Thursday, December 8, 2011

Diary: Just One Thing

I'm taking a squint at John Mauldin's book "Just One Thing" on amazon. I'm looking through the freebie stuff, I don't know whether I'll buy it. There's so many books I'm interested in that I don't know which one to get next. On page 162, it notes:
I published a short study in which I looked back over the last eighty years and asked the question, "How often does the number-one ranked company in market capitalization outperform the average stock of the next one year, three years, five years, and ten years?" The simple answer seems to be that on average, over time, about 80 percent of the time, the largest-capitalization company underperforms over the next ten years ... by 40 to 50 percentage ponts over the next ten years.
This comment chimes well with what I read from Peter Lynch: that by the time a company makes it into the top tier, it's half-way puffed out. Should I get the book - what do you reckon?

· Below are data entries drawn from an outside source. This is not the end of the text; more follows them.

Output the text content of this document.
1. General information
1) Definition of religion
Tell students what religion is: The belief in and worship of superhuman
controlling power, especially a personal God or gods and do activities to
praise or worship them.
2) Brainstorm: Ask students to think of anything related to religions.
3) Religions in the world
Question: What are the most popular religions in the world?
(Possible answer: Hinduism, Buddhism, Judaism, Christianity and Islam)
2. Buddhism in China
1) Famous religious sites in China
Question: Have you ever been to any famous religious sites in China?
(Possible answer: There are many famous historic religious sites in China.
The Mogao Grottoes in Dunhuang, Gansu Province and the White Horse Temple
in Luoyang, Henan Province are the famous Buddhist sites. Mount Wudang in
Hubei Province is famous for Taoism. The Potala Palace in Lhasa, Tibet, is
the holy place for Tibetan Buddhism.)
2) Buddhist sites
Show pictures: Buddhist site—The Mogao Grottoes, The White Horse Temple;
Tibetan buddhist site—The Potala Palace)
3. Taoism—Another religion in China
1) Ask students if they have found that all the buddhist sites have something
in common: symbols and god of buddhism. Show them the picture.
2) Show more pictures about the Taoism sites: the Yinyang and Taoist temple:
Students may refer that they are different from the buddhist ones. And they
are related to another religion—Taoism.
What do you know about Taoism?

The top market cap stock in the S&P500 is XOM (Exxon Mobil), for the Footise, it's HSBA (HSBC Holidings).

1 comment:

John McElligott said...

The size issue has had a wonderful take on it by a firn cakked Resarch Affiliates 0 not sure if you are familiar with them. Anyhow, the rank indices on the basis of fundamental factors such as size of revenue, profit, book value or dividends as opposed to market cap. All of their fundamental indices have outperformed the S&P500 since 1964.

The idea is that investing in size of valuation is poor as it leads to overpaying for assets. Far better to invest on ranks of fundamentals as opposed to valuation per se. I am not a passive investor (although I do see its merits). If I was eveer to onvest in an index fund, it would more than likely be along the lines of the indices outlined by Research Affiliates.